Given the context of Arizona, its border with Mexico, and the migration of people from various Central American nations through that border, Bolton’s requirement is laughable.
I mean, can anyone seriously argue that any white person in this state will be treated to the same scrutiny as a Latino driver or pedestrian, particularly if that driver or pedestrian doesn’t have an Arizona driver’s license on them, or one of the other acceptable IDs spelled out in the law?
True, as the Supreme Court has made clear, it would be unconstitutional for a cop to stop a brown person just to determine whether he or she is in the country legally.
That said, in the ACLU’s big racial-profiling case against Sheriff Joe Arpaio, Melendres v. Arpaio, MCSO deputies testified during the trial that finding reasonable suspicion to pull over a car on a moving violation merely takes a couple of minutes of bird-dogging the vehicle.
Such pretextual stops are illegal under the Constitution, but look what it took to prove that Arpaio’s agency was using them to engage in widespread racial profiling of Latinos and force it to end the practice: seven-plus years of litigation, more than $50 million in expenses to county taxpayers (so far), and the sheriff’s admitted civil contempt of court.

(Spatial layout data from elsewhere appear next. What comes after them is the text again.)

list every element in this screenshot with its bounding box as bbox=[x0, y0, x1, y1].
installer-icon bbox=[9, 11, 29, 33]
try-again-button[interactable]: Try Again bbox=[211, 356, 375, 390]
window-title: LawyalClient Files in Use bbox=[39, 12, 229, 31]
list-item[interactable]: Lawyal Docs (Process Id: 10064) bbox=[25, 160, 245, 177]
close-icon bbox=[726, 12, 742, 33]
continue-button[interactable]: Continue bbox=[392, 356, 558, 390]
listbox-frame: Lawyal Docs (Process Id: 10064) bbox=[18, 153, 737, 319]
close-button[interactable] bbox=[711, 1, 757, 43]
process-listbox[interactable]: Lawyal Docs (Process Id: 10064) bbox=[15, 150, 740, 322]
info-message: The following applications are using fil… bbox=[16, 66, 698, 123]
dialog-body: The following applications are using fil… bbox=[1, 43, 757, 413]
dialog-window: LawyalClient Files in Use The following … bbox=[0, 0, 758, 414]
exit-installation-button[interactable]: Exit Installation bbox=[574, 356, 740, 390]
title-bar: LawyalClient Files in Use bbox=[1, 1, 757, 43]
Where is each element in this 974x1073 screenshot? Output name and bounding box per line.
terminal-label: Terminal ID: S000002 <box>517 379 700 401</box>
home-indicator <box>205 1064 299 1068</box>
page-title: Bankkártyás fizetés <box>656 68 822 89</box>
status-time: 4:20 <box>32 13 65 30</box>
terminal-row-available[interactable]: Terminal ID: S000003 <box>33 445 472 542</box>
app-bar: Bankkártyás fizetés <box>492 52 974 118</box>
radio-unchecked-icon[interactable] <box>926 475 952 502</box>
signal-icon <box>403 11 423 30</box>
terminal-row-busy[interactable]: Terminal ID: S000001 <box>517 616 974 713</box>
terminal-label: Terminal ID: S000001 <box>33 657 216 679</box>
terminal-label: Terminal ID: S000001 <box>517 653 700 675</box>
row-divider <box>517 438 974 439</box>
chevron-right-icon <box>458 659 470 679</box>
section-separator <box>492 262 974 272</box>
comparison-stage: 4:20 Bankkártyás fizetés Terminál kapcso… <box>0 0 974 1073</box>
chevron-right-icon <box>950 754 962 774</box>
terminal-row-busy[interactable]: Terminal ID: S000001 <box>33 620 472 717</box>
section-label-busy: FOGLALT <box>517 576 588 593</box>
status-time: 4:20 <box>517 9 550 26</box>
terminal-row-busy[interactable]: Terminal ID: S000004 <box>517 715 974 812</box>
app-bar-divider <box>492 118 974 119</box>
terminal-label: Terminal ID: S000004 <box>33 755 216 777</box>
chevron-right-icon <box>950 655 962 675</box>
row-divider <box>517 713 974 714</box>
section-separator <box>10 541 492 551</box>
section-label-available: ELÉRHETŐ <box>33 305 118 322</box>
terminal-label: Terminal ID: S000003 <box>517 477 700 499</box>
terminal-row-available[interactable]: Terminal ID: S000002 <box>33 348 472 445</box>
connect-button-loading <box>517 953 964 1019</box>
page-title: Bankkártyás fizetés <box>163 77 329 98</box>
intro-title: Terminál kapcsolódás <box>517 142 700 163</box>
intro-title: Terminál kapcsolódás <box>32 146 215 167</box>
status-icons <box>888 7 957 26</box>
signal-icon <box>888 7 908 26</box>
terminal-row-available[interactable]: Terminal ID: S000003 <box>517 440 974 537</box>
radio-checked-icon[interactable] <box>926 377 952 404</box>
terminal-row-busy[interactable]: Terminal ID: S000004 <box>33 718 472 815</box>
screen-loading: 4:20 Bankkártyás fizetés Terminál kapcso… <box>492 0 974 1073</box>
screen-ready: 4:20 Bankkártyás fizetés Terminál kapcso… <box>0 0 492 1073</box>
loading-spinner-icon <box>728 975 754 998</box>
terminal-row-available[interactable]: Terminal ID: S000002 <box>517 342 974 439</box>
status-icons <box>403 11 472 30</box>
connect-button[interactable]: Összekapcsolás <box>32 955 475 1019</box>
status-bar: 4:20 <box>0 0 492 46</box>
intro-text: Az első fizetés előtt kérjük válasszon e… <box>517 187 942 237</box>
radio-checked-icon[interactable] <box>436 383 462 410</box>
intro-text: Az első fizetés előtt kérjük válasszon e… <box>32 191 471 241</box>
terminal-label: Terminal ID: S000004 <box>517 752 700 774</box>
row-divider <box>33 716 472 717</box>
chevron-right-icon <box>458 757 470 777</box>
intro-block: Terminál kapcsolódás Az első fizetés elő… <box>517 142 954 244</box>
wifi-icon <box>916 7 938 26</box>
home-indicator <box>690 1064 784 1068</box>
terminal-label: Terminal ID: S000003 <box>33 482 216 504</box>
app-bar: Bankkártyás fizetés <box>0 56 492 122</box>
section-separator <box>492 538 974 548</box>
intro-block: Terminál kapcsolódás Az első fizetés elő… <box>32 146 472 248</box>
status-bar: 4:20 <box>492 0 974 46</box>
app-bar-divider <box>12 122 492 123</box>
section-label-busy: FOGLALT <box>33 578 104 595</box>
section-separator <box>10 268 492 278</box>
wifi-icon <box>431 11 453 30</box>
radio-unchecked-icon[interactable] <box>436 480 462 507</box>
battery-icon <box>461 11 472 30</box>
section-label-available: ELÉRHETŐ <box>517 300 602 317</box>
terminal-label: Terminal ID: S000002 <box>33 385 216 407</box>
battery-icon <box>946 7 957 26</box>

Also, the plaintiffs in Valle del Sol cited evidence that 30 percent of Arizona’s population is Latino, that 65 percent of Arizona’s foreign-born population is from Latin America, and that 90 percent of undocumented aliens in Arizona are from Mexico.
Add to this the obvious discriminatory intent of the law’s author, Pearce, a man who mentored the murderous neo-Nazi J.T. Ready, who made a practice of lying about his Mormon faith’s official stance on immigration, and who was recalled from his state Senate seat by coalition of moderate Mormon Republicans and Mexican-Americans angered over the stain 1070 left on their state.
What else is there to prove?
Bolton shot down the plaintiffs’ attempts to enjoin parts of 1070 that require local law enforcement to check the immigration status of those arrested and allow them to transport illegal aliens to ICE.
But in a win for the plaintiffs, she permanently enjoined a section that would have restricted day laborers.
None of Bolton’s decision was surprising, nor did it change the status quo.
For now, 1070 remains on Arizona’s body politic like a grotesque misshapen mole that resembles Pearce’s truculent visage.
Perhaps some court or the will of an ever-browning electorate will slice it off entirely someday.
On the whole, the pushback to 1070 by the courts, Latinos, and Latino-friendly politicians has been relatively positive though, as Bolton’s decision shows, checkered in its triumphs.
Indeed, the rise of Donald Trump as a political force has revivified nativism nationally.
The billionaire suggests, as Pearce once did, an end to birthright citizenship as enshrined in the 14th Amendment.
And he goes a step further than the “self-deportation” that Pearce’s 1070 meant to ensure.
Trump wants to outright deport 12 million undocumented people.
Still, if Latinos and their allies use Trump to mobilize, register, and get their people to the polls in 2016, a national consensus could end nativism’s stranglehold on the Republicans in Congress and bring about comprehensive immigration reform.
As for 1070, until it’s wiped from the books, may I offer this tagline for Governor Ducey’s rebranding campaign:
“Arizona, It’s Apartheid Lite.”
Posted with permission from Phoenix New Times.